Scotland is ahead of the UK and most of Europe when it comes to digital public services but needs to do more to compete with Nordic countries, according to a new report.

Researchers used ‘mystery shoppers’ to find out what it was like dealing with public services in Scotland at eight major life events – including starting a business, moving house and studying.

Scotland scored 67% on the key benchmarks – compared to 54% for the UK as a whole and 59% on average for the EU. However, more work is needed on the “building blocks” of digital government to reach the same level as high-performing Finland, Denmark, Sweden and Norway.

The Scottish Government commissioned consulting firm Capgemini Invent to produce the report as part of work to deliver a refreshed digital strategy for Scotland.

Public Finance Minister Ben Macpherson said:

“Scotland is working to become a digital leader in an interconnected world, and the coronavirus (COVID-19) pandemic has made clearer than ever the importance of good digital public services. This report confirms that we’re already ahead of the game when it comes to digital public services and I want to make sure we build on that progress.

“We recognise the researchers’ recommendations for how we can improve further, and we are currently consulting on our draft digital strategy which contains plans to address many of these points.

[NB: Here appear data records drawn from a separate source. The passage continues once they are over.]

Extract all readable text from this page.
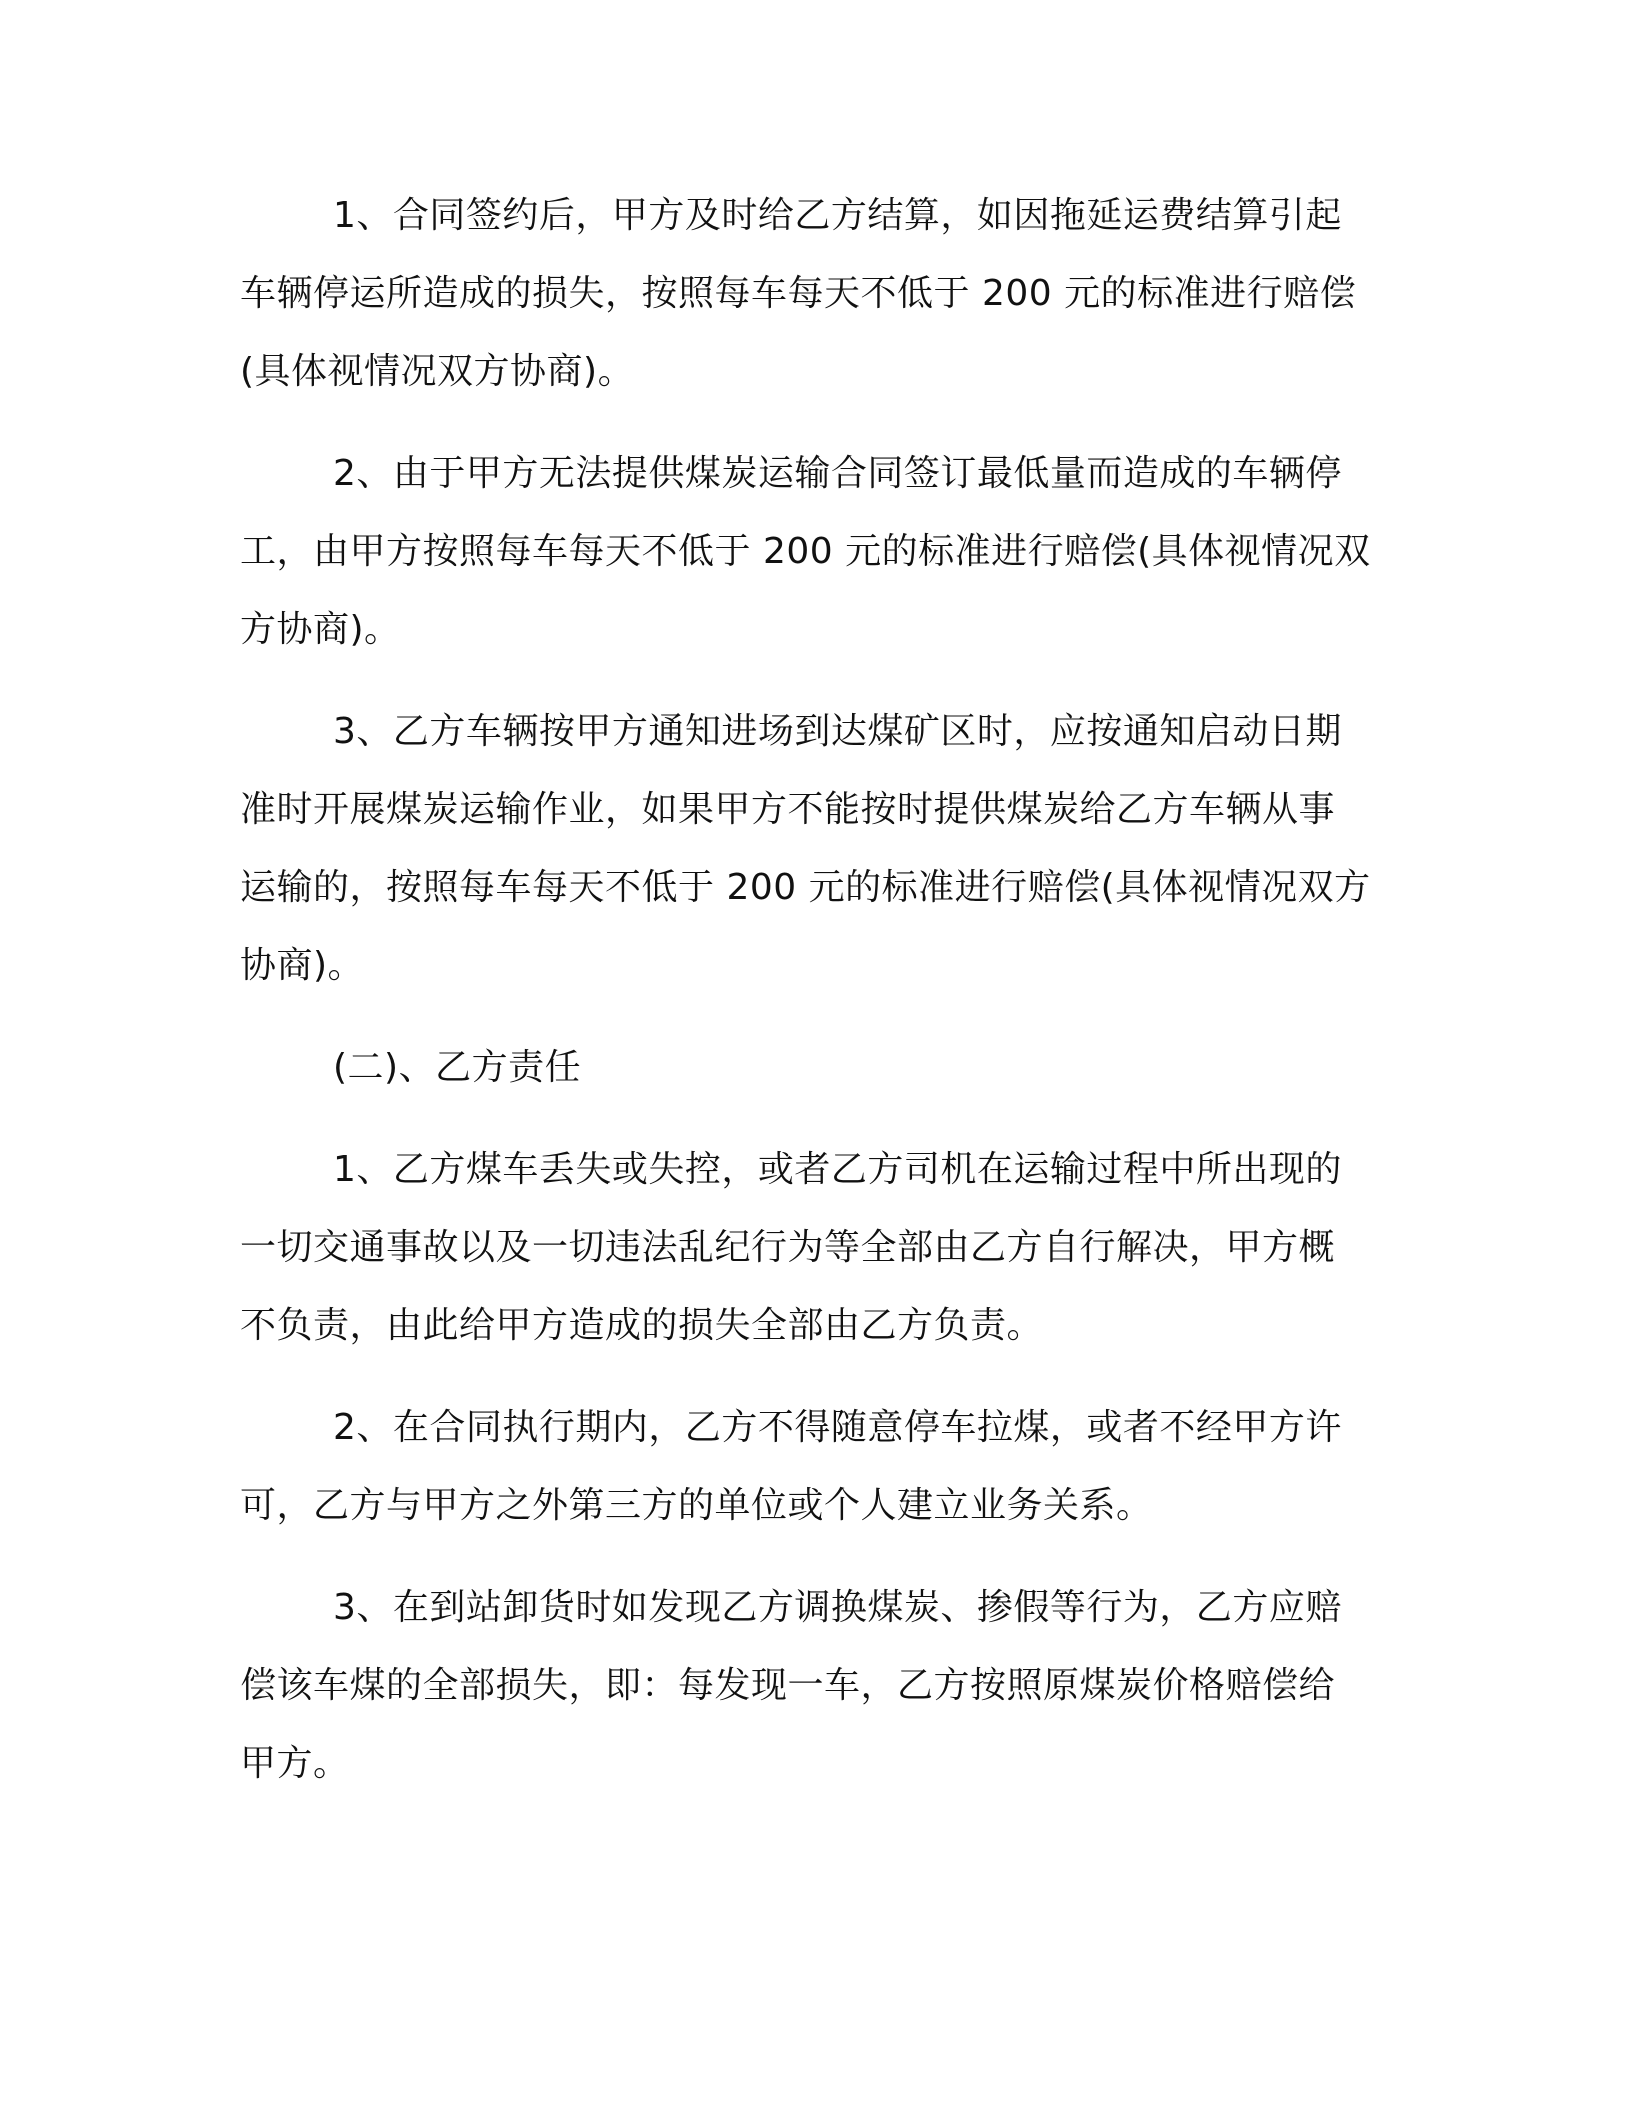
1、合同签约后，甲方及时给乙方结算，如因拖延运费结算引起
车辆停运所造成的损失，按照每车每天不低于 200 元的标准进行赔偿
(具体视情况双方协商)。
2、由于甲方无法提供煤炭运输合同签订最低量而造成的车辆停
工，由甲方按照每车每天不低于 200 元的标准进行赔偿(具体视情况双
方协商)。
3、乙方车辆按甲方通知进场到达煤矿区时，应按通知启动日期
准时开展煤炭运输作业，如果甲方不能按时提供煤炭给乙方车辆从事
运输的，按照每车每天不低于 200 元的标准进行赔偿(具体视情况双方
协商)。
(二)、乙方责任
1、乙方煤车丢失或失控，或者乙方司机在运输过程中所出现的
一切交通事故以及一切违法乱纪行为等全部由乙方自行解决，甲方概
不负责，由此给甲方造成的损失全部由乙方负责。
2、在合同执行期内，乙方不得随意停车拉煤，或者不经甲方许
可，乙方与甲方之外第三方的单位或个人建立业务关系。
3、在到站卸货时如发现乙方调换煤炭、掺假等行为，乙方应赔
偿该车煤的全部损失，即：每发现一车，乙方按照原煤炭价格赔偿给
甲方。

We will continue to work with other European counties to learn from their experiences and share our own.”

Fiona Young, Head of Capgemini Invent in Scotland, said:

“Well designed and executed digital services should enable citizens and businesses to seamlessly interact with public services, which has also been heightened by the COVID-19 pandemic. Scotland’s position, which is above the EU27+ average, is testimony to the progress made in developing its online government services in line with its digital strategy. Moving forward, a continued focus on social, economic and wellbeing outcomes backed by fiscal measures will help accelerate the transformation and realise its vision of a Digital Scotland.”

Jane Morrison-Ross, CEO of digital technologies industry trade body ScotlandIS, said:

“We live in a Scotland where digital underpins our most important public services to deliver a healthier, more environmentally conscious, wealthier and inclusive nation.

“This report recognises our progress but there is more to do and the Scottish Government is already working towards these goals with partners. Together we can take the learnings from the report and continue to create a digital Scotland that is good for the people, the economy, the environment and the government.”